JDM Engine Option: 1.8 L 2ZR-FXE I4 (gasoline hybrid)

Curb Weight: 1395 Kg

Size: L 4540 mm x W 1760 mm x H 1490 mm

 The Good

The Toyota Prius has reached its fourth generation as the production of the latest model started in December 2015. Being the first mass produced full hybrid vehicle, the Prius is perfectly depicting that if you come first, you don’t necessarily need to be good. This is a bit of an exaggeration with this year’s model, but for the first generations this truly how we felt.

Like all the previous generations, it was one of the cleanest vehicles that money can buy, as you didn’t have to stop and recharge for 20 hours after 30 km.

We do have to say that we really like the look of this new generation. The front slightly reminds you of the Lexus LFA and the back just screams modern.

Interior-wise, it is very spacious, but really isn’t all that comfortable. The front seats are decent, while the rear ones are hard.  However, the good thing is that you are surrounded by technology, which in our book isa big plus.

Space is another thing that the Prius handles well. There is room for four people with ease and the trunk is also generous. Fun fact, there’s also a touring version, with slightly bigger trunk space, if the standard version doesn’t suit your needs.

Compared to the older generations, this one handles better, but not by much. As for the overall comfort, the Prius never disappointed.

The transfer from the engine to battery and vice versa is smooth and you almost don’t feel it.

Transmission is only automatic and, to be fair, it is pretty good. Gear changing is smooth and you’ll hear almost no engine noise during cruising.

The Bad

You might be thinking that because it’s a hybrid vehicle that reached its fourth generation you will get less than 3.5 L / 100 km. Well … you don’t. This is actually a thing that bugs us from the first generation. Toyota always advertises a better consumption and it turns up to be a bit different. It really doesn’t matter how economical you drive, as you will always have a worse figure than Toyota advertised. The very best that we managed was 5.6 L / 100 km.
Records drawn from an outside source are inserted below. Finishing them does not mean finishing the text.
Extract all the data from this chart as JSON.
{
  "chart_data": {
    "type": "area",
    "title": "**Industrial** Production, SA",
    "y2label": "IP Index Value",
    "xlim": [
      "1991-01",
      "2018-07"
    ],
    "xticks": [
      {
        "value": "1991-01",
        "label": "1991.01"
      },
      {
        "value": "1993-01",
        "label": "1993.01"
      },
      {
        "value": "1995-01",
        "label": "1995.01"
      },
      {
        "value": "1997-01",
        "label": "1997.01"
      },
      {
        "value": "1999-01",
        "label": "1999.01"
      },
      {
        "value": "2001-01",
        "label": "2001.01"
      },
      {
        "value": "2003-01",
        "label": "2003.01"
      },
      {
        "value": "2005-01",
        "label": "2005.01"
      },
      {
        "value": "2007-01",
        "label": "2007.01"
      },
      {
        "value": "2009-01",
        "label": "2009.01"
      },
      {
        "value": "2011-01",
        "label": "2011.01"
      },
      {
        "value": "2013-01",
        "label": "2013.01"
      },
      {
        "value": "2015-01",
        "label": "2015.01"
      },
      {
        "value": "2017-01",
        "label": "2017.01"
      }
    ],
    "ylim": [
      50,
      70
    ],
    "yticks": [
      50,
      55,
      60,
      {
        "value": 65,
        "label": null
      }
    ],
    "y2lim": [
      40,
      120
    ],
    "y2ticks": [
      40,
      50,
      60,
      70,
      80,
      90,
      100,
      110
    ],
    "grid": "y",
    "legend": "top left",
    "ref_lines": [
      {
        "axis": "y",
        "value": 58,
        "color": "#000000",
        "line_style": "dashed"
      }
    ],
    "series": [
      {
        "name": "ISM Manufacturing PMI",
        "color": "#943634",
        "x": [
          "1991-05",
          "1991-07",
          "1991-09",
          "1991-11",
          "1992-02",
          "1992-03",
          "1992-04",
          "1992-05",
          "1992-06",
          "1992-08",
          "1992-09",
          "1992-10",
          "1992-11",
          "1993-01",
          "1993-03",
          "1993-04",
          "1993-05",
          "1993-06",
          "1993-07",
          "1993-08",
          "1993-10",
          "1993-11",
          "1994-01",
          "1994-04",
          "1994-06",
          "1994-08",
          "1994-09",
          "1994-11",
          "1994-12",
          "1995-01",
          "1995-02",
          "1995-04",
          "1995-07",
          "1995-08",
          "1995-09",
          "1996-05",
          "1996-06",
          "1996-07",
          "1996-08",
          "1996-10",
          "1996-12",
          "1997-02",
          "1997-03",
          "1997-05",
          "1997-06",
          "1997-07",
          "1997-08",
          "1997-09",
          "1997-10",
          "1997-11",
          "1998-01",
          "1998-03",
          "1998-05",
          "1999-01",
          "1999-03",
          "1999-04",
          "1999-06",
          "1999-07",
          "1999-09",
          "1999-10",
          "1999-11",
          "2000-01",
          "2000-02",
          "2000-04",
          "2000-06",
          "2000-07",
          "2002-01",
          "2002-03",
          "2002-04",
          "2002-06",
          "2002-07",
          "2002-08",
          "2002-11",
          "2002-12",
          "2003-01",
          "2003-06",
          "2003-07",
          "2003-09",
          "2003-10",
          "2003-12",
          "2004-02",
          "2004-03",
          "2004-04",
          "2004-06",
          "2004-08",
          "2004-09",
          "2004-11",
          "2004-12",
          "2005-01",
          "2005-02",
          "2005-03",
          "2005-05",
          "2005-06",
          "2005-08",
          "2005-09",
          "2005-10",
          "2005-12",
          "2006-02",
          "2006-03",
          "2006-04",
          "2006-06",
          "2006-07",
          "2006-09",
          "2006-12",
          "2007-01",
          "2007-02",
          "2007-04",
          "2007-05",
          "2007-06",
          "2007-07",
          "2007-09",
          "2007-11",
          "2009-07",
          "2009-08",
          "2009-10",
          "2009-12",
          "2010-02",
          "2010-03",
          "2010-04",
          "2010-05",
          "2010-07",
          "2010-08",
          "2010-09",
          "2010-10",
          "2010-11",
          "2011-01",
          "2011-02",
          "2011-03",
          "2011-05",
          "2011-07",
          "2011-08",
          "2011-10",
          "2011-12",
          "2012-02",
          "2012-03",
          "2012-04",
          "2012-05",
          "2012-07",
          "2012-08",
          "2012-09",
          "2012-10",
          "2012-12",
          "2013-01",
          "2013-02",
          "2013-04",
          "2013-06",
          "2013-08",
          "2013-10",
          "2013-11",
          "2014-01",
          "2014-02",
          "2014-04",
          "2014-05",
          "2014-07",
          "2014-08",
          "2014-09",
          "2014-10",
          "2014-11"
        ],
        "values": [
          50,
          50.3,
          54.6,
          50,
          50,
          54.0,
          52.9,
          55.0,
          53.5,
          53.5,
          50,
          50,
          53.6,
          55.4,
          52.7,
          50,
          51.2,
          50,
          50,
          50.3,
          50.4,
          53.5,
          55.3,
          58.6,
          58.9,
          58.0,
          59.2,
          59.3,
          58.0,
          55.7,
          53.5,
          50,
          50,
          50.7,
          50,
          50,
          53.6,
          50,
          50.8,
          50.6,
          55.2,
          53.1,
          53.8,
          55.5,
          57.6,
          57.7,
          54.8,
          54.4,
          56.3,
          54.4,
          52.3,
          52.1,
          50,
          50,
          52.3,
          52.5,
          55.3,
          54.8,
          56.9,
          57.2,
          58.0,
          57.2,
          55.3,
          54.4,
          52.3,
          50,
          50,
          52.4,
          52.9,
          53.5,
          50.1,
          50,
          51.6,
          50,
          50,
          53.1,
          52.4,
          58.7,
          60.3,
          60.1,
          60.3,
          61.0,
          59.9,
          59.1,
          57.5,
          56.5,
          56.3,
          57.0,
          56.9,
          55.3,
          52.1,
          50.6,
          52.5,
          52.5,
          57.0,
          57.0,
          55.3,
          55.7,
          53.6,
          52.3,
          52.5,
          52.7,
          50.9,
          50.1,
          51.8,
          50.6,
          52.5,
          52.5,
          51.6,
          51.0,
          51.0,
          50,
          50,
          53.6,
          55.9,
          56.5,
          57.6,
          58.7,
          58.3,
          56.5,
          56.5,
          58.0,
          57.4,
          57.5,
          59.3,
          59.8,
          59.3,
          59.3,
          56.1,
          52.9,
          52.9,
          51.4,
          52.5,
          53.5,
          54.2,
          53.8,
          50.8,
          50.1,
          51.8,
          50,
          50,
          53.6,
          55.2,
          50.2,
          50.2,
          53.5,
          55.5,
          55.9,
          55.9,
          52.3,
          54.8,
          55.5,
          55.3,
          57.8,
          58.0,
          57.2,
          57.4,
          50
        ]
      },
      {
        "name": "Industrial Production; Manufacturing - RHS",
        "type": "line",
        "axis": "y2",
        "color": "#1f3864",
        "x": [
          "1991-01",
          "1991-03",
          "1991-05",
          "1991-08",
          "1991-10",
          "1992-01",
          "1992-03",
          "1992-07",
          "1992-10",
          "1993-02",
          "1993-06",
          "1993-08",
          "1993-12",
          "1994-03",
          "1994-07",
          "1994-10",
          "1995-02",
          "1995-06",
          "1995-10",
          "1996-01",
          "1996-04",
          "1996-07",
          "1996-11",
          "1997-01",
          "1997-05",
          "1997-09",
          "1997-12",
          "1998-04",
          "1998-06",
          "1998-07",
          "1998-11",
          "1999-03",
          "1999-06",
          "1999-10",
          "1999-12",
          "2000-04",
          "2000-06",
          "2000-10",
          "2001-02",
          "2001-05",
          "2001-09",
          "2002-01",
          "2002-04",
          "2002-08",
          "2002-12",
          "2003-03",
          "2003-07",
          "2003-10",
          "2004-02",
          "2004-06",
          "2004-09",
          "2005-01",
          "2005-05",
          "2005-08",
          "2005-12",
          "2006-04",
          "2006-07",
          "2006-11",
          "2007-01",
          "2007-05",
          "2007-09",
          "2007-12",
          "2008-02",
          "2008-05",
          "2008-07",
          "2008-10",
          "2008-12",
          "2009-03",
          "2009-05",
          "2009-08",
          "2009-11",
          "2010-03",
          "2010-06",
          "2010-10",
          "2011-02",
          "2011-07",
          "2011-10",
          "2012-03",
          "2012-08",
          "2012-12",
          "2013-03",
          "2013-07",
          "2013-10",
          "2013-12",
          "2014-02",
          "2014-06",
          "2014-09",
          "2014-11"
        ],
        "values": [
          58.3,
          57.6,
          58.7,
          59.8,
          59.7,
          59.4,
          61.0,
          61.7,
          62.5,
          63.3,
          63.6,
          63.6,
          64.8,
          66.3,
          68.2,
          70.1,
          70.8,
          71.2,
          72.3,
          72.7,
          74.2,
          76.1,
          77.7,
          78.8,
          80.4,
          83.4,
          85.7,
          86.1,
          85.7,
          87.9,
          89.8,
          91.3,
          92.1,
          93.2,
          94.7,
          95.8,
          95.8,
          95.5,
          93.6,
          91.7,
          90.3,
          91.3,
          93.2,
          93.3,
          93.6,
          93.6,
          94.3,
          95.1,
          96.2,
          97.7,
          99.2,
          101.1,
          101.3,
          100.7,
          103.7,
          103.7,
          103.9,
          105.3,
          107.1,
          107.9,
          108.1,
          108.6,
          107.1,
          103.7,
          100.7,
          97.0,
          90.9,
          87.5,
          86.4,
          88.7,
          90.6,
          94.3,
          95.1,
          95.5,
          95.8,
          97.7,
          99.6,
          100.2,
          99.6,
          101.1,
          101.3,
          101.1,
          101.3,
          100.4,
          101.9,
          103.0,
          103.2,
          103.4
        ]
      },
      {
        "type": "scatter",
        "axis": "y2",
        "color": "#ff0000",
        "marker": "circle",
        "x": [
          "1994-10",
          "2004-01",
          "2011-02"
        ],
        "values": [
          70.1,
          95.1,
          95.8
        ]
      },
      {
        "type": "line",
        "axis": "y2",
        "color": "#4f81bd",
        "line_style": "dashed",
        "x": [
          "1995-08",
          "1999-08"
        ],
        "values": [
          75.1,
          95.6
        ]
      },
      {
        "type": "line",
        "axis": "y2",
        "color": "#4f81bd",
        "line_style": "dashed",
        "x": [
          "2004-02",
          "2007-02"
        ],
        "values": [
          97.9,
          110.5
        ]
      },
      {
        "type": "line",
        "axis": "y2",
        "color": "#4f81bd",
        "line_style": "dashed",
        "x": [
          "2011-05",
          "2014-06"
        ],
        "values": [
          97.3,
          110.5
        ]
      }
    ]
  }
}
Also, you might be thinking that Toyota, a company with a lot of experience with hybrid vehicles and even some full electric ones, has mastered regenerative braking. Sadly, the Prius doesn’t come with this. Brakes are decent, but lack a little feel to them.

Steering is sharper, compared to the old generation, but could still use some work regarding input.

Under hard acceleration, the engine gets a bit noisy and it seems that it takes forever to reach 100 km/h. It’s been clocked at around 10.5 to 11 seconds to 10 km/h. OK …for the category that this vehicle is in this really shouldn’t be a fault. Compared to the other generations, though, it’s way better, but we would have liked it to have a bit more punch.

It is a tad bit on the expensive side. The base price is around 25,500 $.

Conclusion

Personally, we wouldn’t buy the Prius. It looks OK, it’s comfortable and you do get a lot of gadgets, but in the end it’s not that economical and that is great. And for the base price you can get a decently spec’d diesel Ford Focus, which is way more economical.

What others say

http://www.consumerreports.org/ – We think the Prius Three trim level we purchased with the optional Advanced Technology package hits the sweet spot.

http://www.thecarconnection.com/ – The 2016 Toyota Prius has moved much closer to driving like a regular car, while maintaining the highest fuel economy of any car without a plug; that should attract new buyers—if they can overlook the styling.